A friend of mine commented regarding the Gifted Label, saying that she doesn't like labeling people, but prefers to label needs.   

I wrote this in response to her comment:  I have been thinking about your comment and its implications.  While it may semantically make a difference, I don't see that, in practice it makes much difference. "Children with learning disabilities" and "learning disabled children" seem remarkably similar to me. In addition, in the case of gifted children, labeling their needs is actually restrictive. Gifted children don't simply need extended curriculum, they need social and emotional support that isn't generally offered in any curricula.

In a way, I see it as analogous to the movement in the autistic community. At first, many people welcomed the designation of "person with autism", which emphasized the person first and the autism as a qualifier. But then a significant number of autistic people decided that their autism was so central to them as people that they would actually prefer to be labeled "autistic people". Their whole being needs to be interpreted through the lens of their autism.

Sure, gifted people have needs that can be labelled, but, for me, at least, there is a lot more to it than just the needs. It is acceptance of the whole person where the giftedness cannot be separated out from the whole.

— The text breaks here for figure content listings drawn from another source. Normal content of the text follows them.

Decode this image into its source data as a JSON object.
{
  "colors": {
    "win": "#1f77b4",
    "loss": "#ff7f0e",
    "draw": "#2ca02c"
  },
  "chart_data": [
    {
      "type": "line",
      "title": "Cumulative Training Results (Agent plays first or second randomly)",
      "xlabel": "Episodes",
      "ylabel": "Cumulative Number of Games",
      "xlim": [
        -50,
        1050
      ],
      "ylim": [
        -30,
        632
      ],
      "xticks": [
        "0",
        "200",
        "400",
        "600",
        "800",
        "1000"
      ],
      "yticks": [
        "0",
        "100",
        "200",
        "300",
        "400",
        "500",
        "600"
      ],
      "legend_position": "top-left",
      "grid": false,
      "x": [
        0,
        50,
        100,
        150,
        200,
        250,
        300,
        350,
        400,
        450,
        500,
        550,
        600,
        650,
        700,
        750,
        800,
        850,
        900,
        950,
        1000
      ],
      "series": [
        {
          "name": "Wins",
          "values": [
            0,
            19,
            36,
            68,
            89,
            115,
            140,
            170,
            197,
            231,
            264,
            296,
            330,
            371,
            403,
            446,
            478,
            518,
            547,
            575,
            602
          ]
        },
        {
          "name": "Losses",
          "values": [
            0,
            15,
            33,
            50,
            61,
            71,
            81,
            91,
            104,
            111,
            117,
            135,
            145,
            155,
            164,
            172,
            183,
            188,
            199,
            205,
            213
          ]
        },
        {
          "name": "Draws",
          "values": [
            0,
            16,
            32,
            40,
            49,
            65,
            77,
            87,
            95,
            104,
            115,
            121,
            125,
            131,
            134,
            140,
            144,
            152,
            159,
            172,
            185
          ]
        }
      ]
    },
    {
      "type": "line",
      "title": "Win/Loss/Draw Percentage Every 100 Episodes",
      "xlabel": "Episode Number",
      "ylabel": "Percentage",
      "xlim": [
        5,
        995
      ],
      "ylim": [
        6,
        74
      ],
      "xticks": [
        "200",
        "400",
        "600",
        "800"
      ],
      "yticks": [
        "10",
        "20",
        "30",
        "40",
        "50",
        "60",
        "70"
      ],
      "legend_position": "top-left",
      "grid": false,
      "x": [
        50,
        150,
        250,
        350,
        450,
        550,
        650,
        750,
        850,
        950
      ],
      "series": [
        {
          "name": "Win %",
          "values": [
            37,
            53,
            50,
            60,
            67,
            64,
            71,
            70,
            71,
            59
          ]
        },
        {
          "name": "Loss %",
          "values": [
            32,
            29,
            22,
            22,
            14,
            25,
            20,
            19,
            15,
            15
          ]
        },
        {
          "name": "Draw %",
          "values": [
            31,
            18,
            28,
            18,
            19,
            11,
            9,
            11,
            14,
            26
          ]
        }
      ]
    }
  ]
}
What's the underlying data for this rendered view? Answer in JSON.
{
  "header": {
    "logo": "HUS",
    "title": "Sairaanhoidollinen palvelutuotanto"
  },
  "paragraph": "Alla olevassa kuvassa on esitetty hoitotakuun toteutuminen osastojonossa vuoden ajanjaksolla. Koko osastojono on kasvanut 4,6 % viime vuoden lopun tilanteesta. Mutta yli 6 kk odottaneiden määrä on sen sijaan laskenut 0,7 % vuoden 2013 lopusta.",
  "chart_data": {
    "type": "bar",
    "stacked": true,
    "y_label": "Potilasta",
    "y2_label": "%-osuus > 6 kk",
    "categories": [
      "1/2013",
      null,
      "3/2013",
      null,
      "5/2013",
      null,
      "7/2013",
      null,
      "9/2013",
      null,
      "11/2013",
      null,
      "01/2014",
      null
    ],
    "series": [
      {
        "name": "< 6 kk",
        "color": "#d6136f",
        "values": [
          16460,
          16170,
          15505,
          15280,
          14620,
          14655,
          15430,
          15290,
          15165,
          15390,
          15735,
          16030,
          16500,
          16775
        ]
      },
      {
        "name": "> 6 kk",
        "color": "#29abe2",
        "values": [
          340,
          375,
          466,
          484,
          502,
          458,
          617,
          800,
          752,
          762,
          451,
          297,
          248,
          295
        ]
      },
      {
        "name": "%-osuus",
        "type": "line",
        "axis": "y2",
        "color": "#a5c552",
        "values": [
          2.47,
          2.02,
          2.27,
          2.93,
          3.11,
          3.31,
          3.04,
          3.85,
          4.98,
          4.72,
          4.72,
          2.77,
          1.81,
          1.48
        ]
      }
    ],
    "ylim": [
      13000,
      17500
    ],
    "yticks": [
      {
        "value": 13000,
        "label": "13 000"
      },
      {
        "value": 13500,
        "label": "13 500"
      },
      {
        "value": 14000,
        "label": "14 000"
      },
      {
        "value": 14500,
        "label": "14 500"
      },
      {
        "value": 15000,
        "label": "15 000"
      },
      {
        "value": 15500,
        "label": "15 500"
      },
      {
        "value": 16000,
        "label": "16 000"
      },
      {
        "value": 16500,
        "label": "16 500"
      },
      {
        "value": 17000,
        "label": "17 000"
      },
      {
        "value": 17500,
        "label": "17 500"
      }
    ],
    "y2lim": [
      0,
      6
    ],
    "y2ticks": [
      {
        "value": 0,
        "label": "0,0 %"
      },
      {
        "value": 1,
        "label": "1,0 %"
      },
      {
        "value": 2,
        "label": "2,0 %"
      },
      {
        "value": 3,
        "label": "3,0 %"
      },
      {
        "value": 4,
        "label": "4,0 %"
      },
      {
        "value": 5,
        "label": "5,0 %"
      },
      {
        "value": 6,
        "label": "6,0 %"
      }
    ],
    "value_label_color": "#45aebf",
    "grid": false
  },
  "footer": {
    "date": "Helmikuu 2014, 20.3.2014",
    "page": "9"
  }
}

Further thoughts/comments:
For most services offered in schools, we do not label the service, but we DO label the child.  He is ELL; she is LD.  They are deaf; they are BD.  

How could we label the needs of gifted children without labeling the child?  "Children who need extended curriculum"? - true, but not the whole story.  "Children who need emotional support for their advanced learning differences"? - also true, but the same type of problem that the word "gifted" has. Would it make a difference to label the service and not the child?